Although the court may consider a PSA’s terms, the judge held that those terms are “only of significant statutory weight when such agreement ‘includes’ and thus resolves the entirety of a child support dispute or when equity dictates such a deviation.”

Because the father presented “no compelling equitable reasons to deviate from the presumptive rule,” Bernhard declined to do so.

Attorney reactions

According to family law attorneys, clients request romantic partner restrictions fairly often.
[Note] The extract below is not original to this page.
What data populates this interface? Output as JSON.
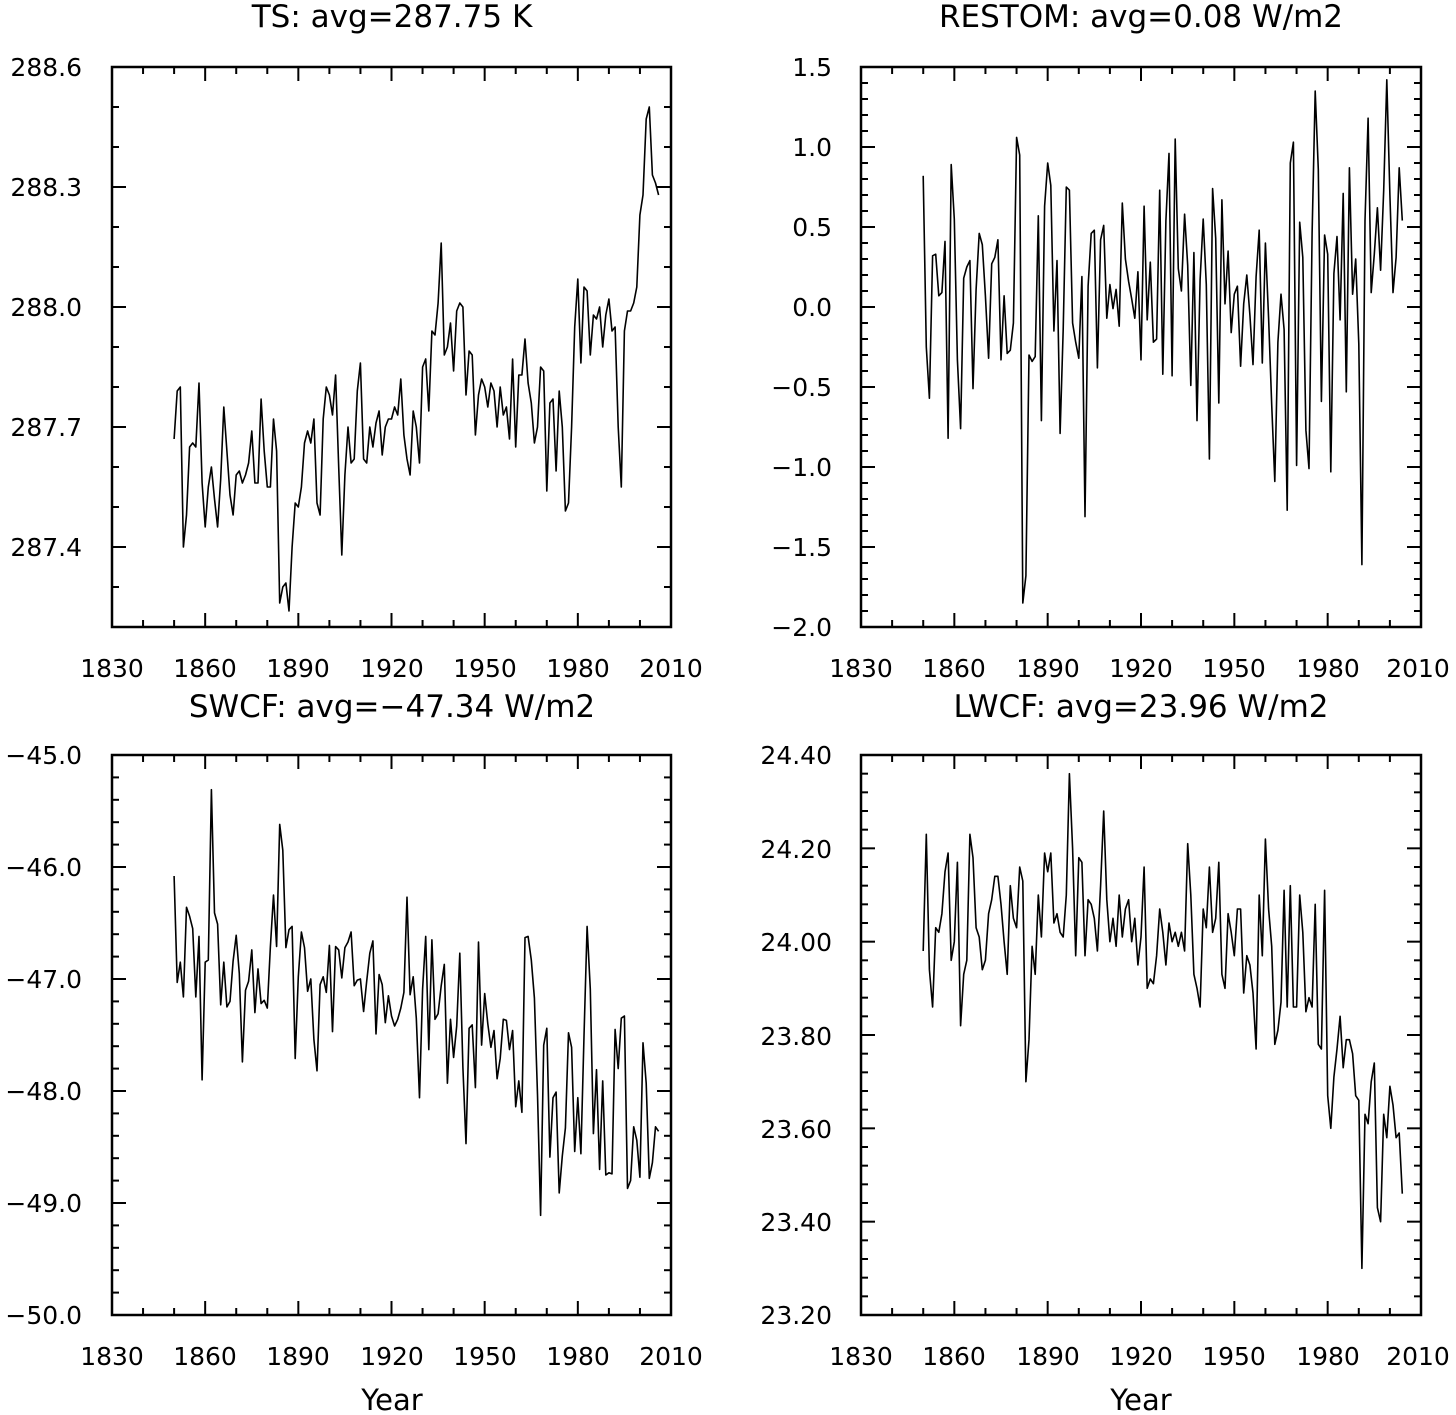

Lorna Rhoades of the Hofheimer Family Law Firm in Virginia Beach said this decision “is a reminder that a romantic partner restriction must be written as clearly and as narrowly as possible; otherwise, we run the risk that the court will void the provision.”

Her colleague Katherine Wilcox noted that this was a “unique” case because the father was in a committed relationship leading to marriage and the mother didn’t seem opposed to voiding the clause.

“It’s never one size fits all,” she said.

Meanwhile, Nick Kalagian of the Central Virginia Legal Aid Society in Charlottesville said the language in this case “was too vague,” but that judges are generally fine with specific requirements.

Paul Dull of the Friedman Law Firm in Chesterfield agreed, adding that “sometimes people agree to … terms, such as no introductions before dating six months or the parents must meet the significant other first.”